Weighted average deviation for each generator for \(H_T\) bins of 500 GeV using jet multiplicities of \(N^A_{Jets}\)=2 through 4 and \(N^B_{Jets}\)=3 through 6. Blue error bars mark the weighted standard deviation of the 12 datapoints

Other methods currently used in multijet analyses estimate a 1 – 130% [9] or 40 – 110% [10] uncertainty using a fit extrapolation technique or a 25% uncertainty using a jet mass template technique [11]. Thus the magnitude of the systematic uncertainties of the THm are comparable to those of conventional methods but since the sources of the uncertainties are very different the procedures compliment one another.

4 Conclusion

The modeling of jet energy and angular distributions of QCD processes in multi-jet events at 13 TeV was compared for three state-of-the-art MC generation strategies. In particular the kinematics of the 3rd jet, mostly affected by NLO and \(4^{th}\) jet, mostly affected by NNLO calculations, was studied. The differences between the three models under study were found to be small. The average number of jets per event (\(\mathinner {\langle {N^{Jet}}\rangle }\)) exhibits a drop from approximately 4.5 jets for events with \(H_T\) about 0.4 \(E_{beam}\) to roughly 3.7 jets for events with \(H_T\)  close to \(1.5~E_{beam}\). Part of this drop is explained by the increase of the relative cross section of \(qq \rightarrow qq\) processes from \(\approx \) 25% of the total cross section at \(H_T\) = 2.5 TeV to 80% at 7 TeV at the expense of a drop of the relative cross section of \(qg \rightarrow qg\) from 50% to 20% and the vanishing of the \(gg \rightarrow gg\) process.

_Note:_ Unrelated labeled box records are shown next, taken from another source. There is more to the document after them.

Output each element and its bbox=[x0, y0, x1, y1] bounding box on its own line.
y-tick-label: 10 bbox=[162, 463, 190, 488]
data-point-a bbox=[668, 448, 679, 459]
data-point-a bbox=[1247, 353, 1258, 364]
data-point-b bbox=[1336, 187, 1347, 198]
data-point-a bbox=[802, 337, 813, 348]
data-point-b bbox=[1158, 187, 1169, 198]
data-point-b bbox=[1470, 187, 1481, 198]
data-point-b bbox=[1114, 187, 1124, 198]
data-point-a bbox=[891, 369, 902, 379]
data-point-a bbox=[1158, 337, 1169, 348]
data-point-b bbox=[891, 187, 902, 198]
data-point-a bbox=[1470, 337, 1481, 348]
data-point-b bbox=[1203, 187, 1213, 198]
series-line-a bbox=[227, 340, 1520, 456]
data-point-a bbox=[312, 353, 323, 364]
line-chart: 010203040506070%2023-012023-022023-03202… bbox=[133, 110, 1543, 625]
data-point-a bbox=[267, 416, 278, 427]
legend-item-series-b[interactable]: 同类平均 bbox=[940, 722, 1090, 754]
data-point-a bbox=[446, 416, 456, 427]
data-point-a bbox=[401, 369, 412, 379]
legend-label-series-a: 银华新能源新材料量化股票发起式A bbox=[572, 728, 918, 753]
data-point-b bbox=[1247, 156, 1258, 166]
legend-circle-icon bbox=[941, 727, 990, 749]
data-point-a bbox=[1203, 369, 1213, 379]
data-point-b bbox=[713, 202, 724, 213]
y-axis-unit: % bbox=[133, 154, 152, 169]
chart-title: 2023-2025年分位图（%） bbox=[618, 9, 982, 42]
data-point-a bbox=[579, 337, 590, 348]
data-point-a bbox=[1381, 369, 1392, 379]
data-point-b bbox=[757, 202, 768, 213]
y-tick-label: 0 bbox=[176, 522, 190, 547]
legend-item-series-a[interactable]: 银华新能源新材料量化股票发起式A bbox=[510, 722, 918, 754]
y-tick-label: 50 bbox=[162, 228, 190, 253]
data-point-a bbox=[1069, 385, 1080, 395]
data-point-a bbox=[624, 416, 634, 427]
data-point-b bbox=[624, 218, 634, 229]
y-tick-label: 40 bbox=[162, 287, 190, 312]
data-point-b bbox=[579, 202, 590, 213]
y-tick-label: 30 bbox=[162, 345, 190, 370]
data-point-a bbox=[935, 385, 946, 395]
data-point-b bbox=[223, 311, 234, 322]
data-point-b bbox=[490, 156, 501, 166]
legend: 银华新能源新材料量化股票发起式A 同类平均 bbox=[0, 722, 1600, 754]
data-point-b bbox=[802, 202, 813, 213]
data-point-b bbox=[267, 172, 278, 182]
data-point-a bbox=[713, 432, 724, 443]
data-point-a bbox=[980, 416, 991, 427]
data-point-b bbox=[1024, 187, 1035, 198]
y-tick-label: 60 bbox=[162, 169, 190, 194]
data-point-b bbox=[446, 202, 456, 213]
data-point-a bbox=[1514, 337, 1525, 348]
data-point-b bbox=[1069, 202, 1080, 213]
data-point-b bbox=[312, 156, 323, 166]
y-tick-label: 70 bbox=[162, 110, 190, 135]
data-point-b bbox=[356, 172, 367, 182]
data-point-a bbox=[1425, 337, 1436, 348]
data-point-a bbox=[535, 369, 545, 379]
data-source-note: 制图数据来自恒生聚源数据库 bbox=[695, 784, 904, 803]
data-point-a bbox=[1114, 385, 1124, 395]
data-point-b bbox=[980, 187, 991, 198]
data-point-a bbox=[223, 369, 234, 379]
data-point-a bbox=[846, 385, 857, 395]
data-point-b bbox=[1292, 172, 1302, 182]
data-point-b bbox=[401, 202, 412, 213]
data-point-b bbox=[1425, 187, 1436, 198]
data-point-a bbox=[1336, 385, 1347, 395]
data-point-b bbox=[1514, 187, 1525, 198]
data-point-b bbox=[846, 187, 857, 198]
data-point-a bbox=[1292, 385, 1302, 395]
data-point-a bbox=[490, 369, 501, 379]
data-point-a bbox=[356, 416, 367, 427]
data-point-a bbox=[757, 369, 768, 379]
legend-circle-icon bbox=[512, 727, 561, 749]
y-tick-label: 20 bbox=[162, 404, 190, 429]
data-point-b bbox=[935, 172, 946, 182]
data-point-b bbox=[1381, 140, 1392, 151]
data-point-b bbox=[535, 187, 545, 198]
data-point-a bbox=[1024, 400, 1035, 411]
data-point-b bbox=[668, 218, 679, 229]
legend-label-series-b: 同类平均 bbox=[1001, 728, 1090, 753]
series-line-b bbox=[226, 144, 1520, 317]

The comparison between the different generator predictions of the 3rd jet \(\text {p}_\text {T}\) in 3 jet events reveals small differences. Pythia’s 3rd jet tends to be a bit more energetic than Powheg and Madgraph. the angle that separates this jet from the transverse thrust direction tends to be slightly smaller in Pythia and larger in Madgraph. No significant difference is noticed while studying the properties of the fourth jet.

A data-driven procedure for estimating the QCD background for multijet final states, i.e. the Two Hemisphere Method (THm) has been proposed. The basic conjecture of this procedure, namely, the independence of the jet multiplicity in one hemisphere on that in the other, has been tested with the three generators and found to be correct within 25–50%. A figure of merit estimating the overall systematic uncertainty by including all jet multiplicities for each generator gives a comparable number, approximately 25% (Fig. 7). We consider these results as encouraging. The attainable sensitivity of a THm analysis is comparable to that of the conventional methods. Since the sources of the uncertainties in this new approach are very different from the current methods the procedures compliment one another.

Data Availability Statement

This manuscript has no associated data or the data will not be deposited. [Authors’ comment: This work is based on simulated data only, with all simulation parameters quoted in the paper.]